José Cândido de Carvalho (1914-1989) foi um renomado escritor e jornalista brasileiro, cuja obra deixou uma marca indelével na literatura nacional. Seu romance O Coronel e o Lobisomem, lançado em 1964, causou grande impacto e solidificou sua reputação.

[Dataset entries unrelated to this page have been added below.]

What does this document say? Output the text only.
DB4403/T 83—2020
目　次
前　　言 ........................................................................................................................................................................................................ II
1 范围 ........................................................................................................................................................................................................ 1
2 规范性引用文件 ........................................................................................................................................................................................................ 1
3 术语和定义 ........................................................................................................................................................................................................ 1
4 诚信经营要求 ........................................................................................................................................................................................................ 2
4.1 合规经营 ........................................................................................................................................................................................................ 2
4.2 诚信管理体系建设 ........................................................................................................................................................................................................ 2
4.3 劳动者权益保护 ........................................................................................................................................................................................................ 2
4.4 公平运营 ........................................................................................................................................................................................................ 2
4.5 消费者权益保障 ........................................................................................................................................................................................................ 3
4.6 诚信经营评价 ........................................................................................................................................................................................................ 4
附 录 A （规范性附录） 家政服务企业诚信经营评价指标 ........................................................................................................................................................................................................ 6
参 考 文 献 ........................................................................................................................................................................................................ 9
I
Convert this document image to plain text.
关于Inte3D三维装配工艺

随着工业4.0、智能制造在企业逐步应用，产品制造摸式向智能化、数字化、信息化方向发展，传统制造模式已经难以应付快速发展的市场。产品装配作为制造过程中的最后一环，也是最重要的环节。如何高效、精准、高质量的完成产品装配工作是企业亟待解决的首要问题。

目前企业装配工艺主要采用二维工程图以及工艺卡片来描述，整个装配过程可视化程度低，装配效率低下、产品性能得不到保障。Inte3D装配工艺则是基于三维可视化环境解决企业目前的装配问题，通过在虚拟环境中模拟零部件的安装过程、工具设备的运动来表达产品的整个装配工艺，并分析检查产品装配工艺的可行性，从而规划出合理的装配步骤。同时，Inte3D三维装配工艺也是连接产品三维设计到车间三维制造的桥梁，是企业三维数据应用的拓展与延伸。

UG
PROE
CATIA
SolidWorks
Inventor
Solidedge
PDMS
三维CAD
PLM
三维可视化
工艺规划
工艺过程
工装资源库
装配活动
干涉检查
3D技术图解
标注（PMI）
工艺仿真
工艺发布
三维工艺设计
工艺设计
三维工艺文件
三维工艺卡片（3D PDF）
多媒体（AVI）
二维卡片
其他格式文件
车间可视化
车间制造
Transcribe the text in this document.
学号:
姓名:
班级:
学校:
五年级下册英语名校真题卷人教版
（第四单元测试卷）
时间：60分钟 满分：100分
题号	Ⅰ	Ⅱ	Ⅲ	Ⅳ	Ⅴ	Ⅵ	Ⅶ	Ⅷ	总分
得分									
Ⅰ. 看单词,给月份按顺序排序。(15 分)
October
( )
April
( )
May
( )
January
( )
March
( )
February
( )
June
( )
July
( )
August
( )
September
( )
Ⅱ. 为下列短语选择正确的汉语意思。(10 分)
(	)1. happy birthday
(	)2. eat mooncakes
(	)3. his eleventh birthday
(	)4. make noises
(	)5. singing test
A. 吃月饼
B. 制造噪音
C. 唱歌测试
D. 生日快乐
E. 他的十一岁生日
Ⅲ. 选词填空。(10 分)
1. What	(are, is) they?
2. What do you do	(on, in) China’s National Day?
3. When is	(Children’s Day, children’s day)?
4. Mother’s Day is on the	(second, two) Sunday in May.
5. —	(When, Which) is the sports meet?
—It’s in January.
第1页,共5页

Início da Vida e Trajetória

Nascido em Campos dos Goytacazes, Rio de Janeiro, no dia 5 de agosto de 1914, José Cândido era filho de emigrantes portugueses, Bonifácio e Maria Cândido de Carvalho, que se dedicaram ao pequeno comércio. Sua família mudou-se para o Rio de Janeiro quando ele era jovem, mas logo retornaram a Campos, onde ele trabalhou no comércio local.

Carreira Jornalística

Iniciou sua carreira no jornalismo no final da década de 1920, destacando-se como revisor do jornal O Liberal e redator de outros veículos como O Dia, Gazeta do Povo e Monitor Campista. Formou-se em Direito pela Faculdade de Direito do Rio de Janeiro em 1937 e lançou seu primeiro romance, Olha Para o Céu, Frederico, que marcou o início de sua jornada literária.

O Coronel e o Lobisomem

Em 1964, publicou a obra que o tornaria famoso: O Coronel e o Lobisomem. O romance narra a história de Ponciano de Azevedo Furtado, um fazendeiro que, ao tentar se integrar à vida urbana, acaba perdendo sua fortuna e mergulhando em um estado de loucura. Com um estilo que reflete o linguajar típico do interior, a obra foi traduzida para diversos idiomas e rendeu a José Cândido prêmios como o Jabuti, Coelho Neto e Luísa Cláudio de Souza.

Últimos Anos e Legado

Em 1970, tornou-se diretor da Rádio Roquete Pinto e, em 1974, foi eleito para a Academia Brasileira de Letras, ocupando a cadeira n.º 31. Além disso, foi presidente da Fundação Nacional de Arte (Funarte) entre 1976 e 1981. José Cândido de Carvalho faleceu em Niterói, no dia 1 de agosto de 1989, deixando um legado literário rico e diversificado.

Obras Notáveis

  • Olha Para o Céu, Frederico (1939)
  • O Coronel e o Lobisomem (1964)
  • Porque Lulu Bergantim não Atravessou o Rubicon (contos, 1970)
  • Um Ninho de Mafagafos Cheio de Mafagafinhos (contos, 1972)
  • Ninguém Mata o Arco-Íris (crônicas, 1972)
  • Manequinho e o Anjo Procissão (contos, 1974)
  • Se eu Morrer, Telefone Para o Céu (contos, 1979)
  • Notas de Viagem ao Rio Negro (1983)
  • Os Mágicos Municipais (1984)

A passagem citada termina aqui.